Il mondo intorno a me inizia a vorticare pericolosamente e la vista mi si offusca, mentre il battito cardiaco della ragazza cessa, una linea piatta, finalmente non più tormentata, un rumore acuto e continuo che mi assorda; sto per svenire?

Mi sveglio di colpo; il busto mi si piega in avanti, in cerca di più aria, gli occhi mi lacrimano, ed un calore formicolante mi riscalda, espandendosi come le scintille d’un fuoco d’artificio dalla nuca verso le spalle e le clavicole. Uh, sono ancora in ospedale? Un brivido ghiacciato mi scala la schiena. Quando mi sono riaddormentata? Il battito del cuore mi martella le orecchie, mi pulsa nelle tempie, e mi sento confusa e nauseata. Non capisco cosa sia successo, sono solo certa che quel rumore assordante continua a riverberarmi nella testa.
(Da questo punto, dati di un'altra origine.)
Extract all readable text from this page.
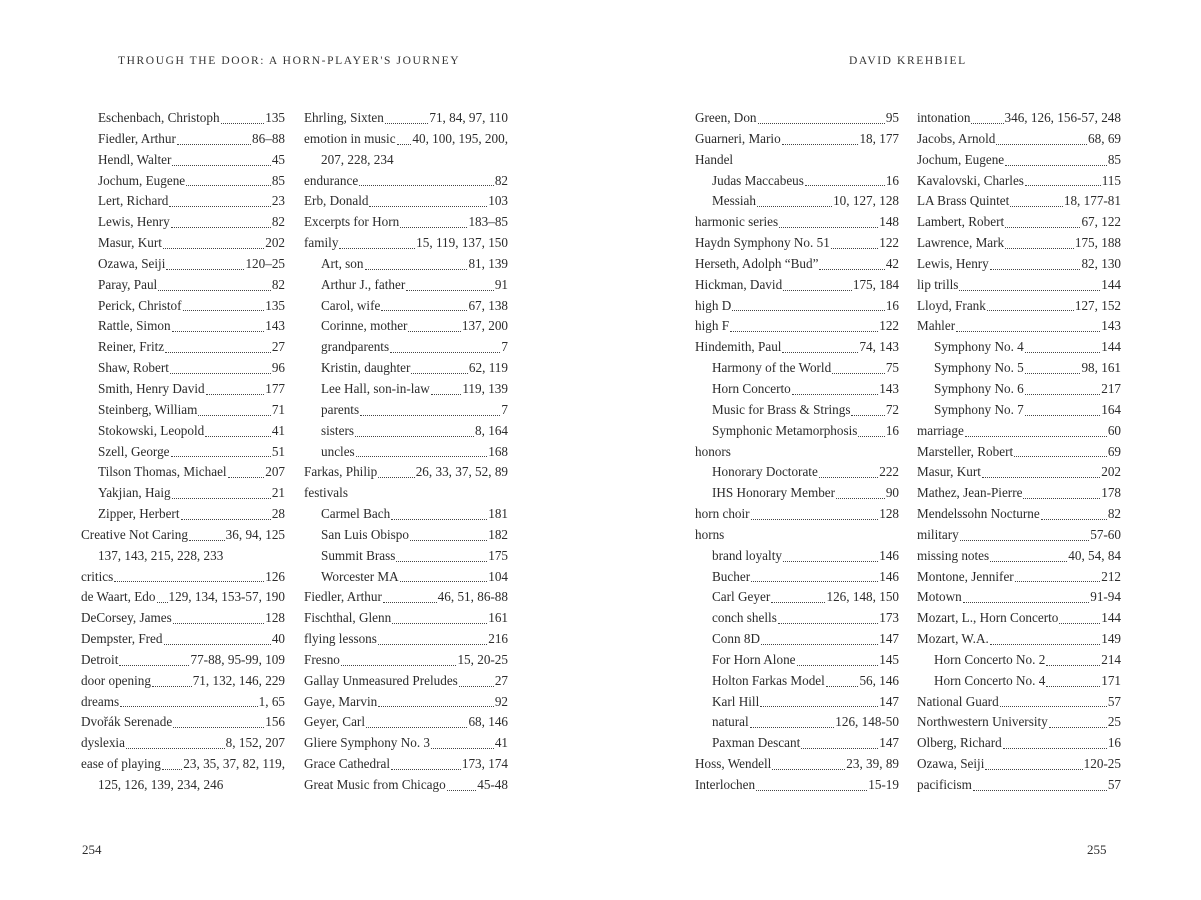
THROUGH THE DOOR: A HORN-PLAYER'S JOURNEY
Eschenbach, Christoph	135
Fiedler, Arthur	86–88
Hendl, Walter	45
Jochum, Eugene	85
Lert, Richard	23
Lewis, Henry	82
Masur, Kurt	202
Ozawa, Seiji	120–25
Paray, Paul	82
Perick, Christof	135
Rattle, Simon	143
Reiner, Fritz	27
Shaw, Robert	96
Smith, Henry David	177
Steinberg, William	71
Stokowski, Leopold	41
Szell, George	51
Tilson Thomas, Michael	207
Yakjian, Haig	21
Zipper, Herbert	28
Creative Not Caring	36, 94, 125
137, 143, 215, 228, 233
critics	126
de Waart, Edo 129, 134, 153-57, 190
DeCorsey, James	128
Dempster, Fred	40
Detroit	77-88, 95-99, 109
door opening	71, 132, 146, 229
dreams	1, 65
Dvořák Serenade	156
dyslexia	8, 152, 207
ease of playing 23, 35, 37, 82, 119,
125, 126, 139, 234, 246
Ehrling, Sixten	71, 84, 97, 110
emotion in music 40, 100, 195, 200,
207, 228, 234
endurance	82
Erb, Donald	103
Excerpts for Horn	183–85
family	15, 119, 137, 150
Art, son	81, 139
Arthur J., father	91
Carol, wife	67, 138
Corinne, mother	137, 200
grandparents	7
Kristin, daughter	62, 119
Lee Hall, son-in-law 119, 139
parents	7
sisters	8, 164
uncles	168
Farkas, Philip	26, 33, 37, 52, 89
festivals
Carmel Bach	181
San Luis Obispo	182
Summit Brass	175
Worcester MA	104
Fiedler, Arthur	46, 51, 86-88
Fischthal, Glenn	161
flying lessons	216
Fresno	15, 20-25
Gallay Unmeasured Preludes	27
Gaye, Marvin	92
Geyer, Carl	68, 146
Gliere Symphony No. 3	41
Grace Cathedral	173, 174
Great Music from Chicago 45-48
254
DAVID KREHBIEL
Green, Don	95
Guarneri, Mario	18, 177
Handel
Judas Maccabeus	16
Messiah	10, 127, 128
harmonic series	148
Haydn Symphony No. 51	122
Herseth, Adolph “Bud”	42
Hickman, David	175, 184
high D	16
high F	122
Hindemith, Paul	74, 143
Harmony of the World	75
Horn Concerto	143
Music for Brass & Strings	72
Symphonic Metamorphosis 16
honors
Honorary Doctorate	222
IHS Honorary Member	90
horn choir	128
horns
brand loyalty	146
Bucher	146
Carl Geyer	126, 148, 150
conch shells	173
Conn 8D	147
For Horn Alone	145
Holton Farkas Model	56, 146
Karl Hill	147
natural	126, 148-50
Paxman Descant	147
Hoss, Wendell	23, 39, 89
Interlochen	15-19
intonation	346, 126, 156-57, 248
Jacobs, Arnold	68, 69
Jochum, Eugene	85
Kavalovski, Charles	115
LA Brass Quintet	18, 177-81
Lambert, Robert	67, 122
Lawrence, Mark	175, 188
Lewis, Henry	82, 130
lip trills	144
Lloyd, Frank	127, 152
Mahler	143
Symphony No. 4	144
Symphony No. 5	98, 161
Symphony No. 6	217
Symphony No. 7	164
marriage	60
Marsteller, Robert	69
Masur, Kurt	202
Mathez, Jean-Pierre	178
Mendelssohn Nocturne	82
military	57-60
missing notes	40, 54, 84
Montone, Jennifer	212
Motown	91-94
Mozart, L., Horn Concerto	144
Mozart, W.A.	149
Horn Concerto No. 2	214
Horn Concerto No. 4	171
National Guard	57
Northwestern University	25
Olberg, Richard	16
Ozawa, Seiji	120-25
pacificism	57
255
La porta dello studio dietro cui è scomparsa mia sorella è ancora serrata, così decido di fare un altro giro per l’ospedale.

Frugo nella borsa per recuperare gli occhiali e, mentre me li metto, davanti a me dei medici passano trasportando una barella coperta da un telo bianco; qualcuno se n’è andato. Da sotto quel lenzuolo vedo spuntare una mano, è pallida e scheletrica come… la sua.